Roger over at House Church Blog reports on Barna’s Revised Statistics from a conference in Denver.
Basically Barna changes a question which results in a different total number of people involved in house churches. Turns out only 5 million see the house church that they attend as a full-fledged church in its own right, which is less than the 20 million who attend house churches. “Furthermore, at least 6 out of 10 people who are involved in a house church by this definition continue to attend a conventional church and consider the conventional church to be their primary church.” ….”Nevertheless, he still considers the movement a revolution that will continue to change the church landscape over the next few years.” ….”He also reports that there is a high level of satisfaction with spiritual depth and connectedness among those involved in house church (higher than those attending conventional churches).”
Read Roger’s complete post for some additional tidbits, including Barna’s challenge to house churches on the importance of children.
My observations would be along the same lines as what Roger reports. People may be eager to be involved in a house church or simple church, but many continue to attend a ‘conventional’ church, often “because of the kids.” In my view this is something that needs further thought and attention… by observation, it appears many of us don’t seem believe that these conventional churches are an adequate context to nurture our own faith, but do seem to think that they’re more up to the task of helping to nurture our children’s faith.

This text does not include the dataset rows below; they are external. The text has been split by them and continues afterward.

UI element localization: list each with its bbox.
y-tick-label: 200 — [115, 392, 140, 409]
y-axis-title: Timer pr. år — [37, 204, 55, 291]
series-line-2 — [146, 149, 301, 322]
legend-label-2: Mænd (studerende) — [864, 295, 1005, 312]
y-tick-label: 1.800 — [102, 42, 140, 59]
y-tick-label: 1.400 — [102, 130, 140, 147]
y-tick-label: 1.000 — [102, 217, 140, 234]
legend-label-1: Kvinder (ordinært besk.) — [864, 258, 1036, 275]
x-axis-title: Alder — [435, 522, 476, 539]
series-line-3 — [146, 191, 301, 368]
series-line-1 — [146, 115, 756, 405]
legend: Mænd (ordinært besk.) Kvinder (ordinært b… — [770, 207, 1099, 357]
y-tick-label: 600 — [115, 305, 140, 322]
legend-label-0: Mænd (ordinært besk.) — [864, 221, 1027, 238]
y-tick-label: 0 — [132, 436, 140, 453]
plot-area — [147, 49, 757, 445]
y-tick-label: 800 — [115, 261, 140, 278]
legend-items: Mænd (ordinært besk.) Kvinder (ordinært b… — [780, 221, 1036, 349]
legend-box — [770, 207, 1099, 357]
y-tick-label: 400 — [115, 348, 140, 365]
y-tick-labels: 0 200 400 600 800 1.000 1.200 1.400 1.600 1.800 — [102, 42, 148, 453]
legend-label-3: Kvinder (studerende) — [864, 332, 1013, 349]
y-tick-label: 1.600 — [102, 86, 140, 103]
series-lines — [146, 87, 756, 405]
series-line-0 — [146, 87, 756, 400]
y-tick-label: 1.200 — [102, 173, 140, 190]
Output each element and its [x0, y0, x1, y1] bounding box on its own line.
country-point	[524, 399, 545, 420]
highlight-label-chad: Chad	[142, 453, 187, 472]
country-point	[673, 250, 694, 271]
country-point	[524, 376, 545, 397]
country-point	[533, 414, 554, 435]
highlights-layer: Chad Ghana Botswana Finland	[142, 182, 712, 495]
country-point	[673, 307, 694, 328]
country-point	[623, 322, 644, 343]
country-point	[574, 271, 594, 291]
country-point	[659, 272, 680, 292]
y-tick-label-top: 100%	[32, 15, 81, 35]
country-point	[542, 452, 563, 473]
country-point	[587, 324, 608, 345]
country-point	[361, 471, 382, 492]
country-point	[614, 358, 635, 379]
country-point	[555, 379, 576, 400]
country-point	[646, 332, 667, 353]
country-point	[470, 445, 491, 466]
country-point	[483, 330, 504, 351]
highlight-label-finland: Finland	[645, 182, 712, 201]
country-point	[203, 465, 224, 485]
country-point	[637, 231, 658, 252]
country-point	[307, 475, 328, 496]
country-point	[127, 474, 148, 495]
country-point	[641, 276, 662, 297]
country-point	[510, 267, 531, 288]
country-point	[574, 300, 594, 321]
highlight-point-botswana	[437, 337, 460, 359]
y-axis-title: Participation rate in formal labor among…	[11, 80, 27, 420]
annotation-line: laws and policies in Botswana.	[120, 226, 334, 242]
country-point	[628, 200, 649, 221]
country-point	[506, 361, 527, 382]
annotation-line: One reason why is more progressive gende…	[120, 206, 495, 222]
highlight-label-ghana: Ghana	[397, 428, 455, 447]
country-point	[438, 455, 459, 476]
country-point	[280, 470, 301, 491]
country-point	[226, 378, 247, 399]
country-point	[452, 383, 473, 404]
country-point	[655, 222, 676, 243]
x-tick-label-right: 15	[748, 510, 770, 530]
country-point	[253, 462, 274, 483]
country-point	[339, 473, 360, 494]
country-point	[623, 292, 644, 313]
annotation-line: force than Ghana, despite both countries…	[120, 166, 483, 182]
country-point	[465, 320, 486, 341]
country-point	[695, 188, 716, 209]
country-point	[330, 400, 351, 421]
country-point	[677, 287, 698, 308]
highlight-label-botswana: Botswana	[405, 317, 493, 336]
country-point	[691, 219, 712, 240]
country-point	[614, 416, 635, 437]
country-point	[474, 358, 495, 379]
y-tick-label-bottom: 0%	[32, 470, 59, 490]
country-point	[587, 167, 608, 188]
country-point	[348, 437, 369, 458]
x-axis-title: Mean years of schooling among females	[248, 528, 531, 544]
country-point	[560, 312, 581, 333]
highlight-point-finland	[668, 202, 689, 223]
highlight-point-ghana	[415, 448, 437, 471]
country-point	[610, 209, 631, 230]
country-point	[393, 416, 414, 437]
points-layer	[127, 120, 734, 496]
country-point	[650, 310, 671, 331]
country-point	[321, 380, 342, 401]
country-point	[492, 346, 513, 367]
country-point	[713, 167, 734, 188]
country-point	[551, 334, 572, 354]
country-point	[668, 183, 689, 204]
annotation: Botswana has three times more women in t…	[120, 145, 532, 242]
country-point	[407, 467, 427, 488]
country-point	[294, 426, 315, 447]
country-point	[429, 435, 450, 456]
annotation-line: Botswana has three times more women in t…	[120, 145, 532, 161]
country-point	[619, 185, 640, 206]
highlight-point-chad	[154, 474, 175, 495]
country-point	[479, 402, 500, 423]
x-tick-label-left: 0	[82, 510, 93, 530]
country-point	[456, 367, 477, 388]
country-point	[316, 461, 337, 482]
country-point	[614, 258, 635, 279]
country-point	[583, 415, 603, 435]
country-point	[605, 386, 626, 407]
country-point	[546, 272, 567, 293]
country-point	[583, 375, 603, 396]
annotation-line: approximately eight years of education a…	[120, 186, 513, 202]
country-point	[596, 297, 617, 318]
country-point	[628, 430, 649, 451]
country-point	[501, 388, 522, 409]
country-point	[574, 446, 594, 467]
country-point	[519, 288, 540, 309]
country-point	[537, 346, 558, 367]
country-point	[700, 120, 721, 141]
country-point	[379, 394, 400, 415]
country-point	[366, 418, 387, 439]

Interesting gap there. We sometimes attend a conventional church, and sometimes that at the request of our kids on a given Sunday… but it was perhaps a year or more ago that I looked at the structure and asked how, if it wasn’t good enough for me, it could be good enough for my kids? It’s not a simple question, and one must recognized that kids tend do enjoy more structure… but at the same time I’d like to see some models of children’s ministry within house churches, simple churches, emerging/missional churches and the like, hopefully which improve upon the traditional structures we’ve known. Of the few resources there are, many still seem geared toward a Sunday School classroom.
my kids also like traditional sunday school in a church setting, but we prefer house church.
i see the future of church experience being “and” rather than “or” and modular rather than singular. people will have alt. faith communities, house church experiences, online communities, AND will also occasionally turn up at a brick and mortar.
that is exactly the gap we live in. programmatic church gives a solid sunday school experience for our young daughter and as expats (and for her as a third culture kid), it is important. but for us as parents, programmatic church gets in the way and is sometimes decidedly unhelpful.
my concern is that if we only “shop” at the programmatic church for services like sunday school, how will the quality and programme be maintained?
i’m convinced we do need some hybrity that allows for programmes when stages of faith or stages of life require them, without everything being configured in a programmatic way.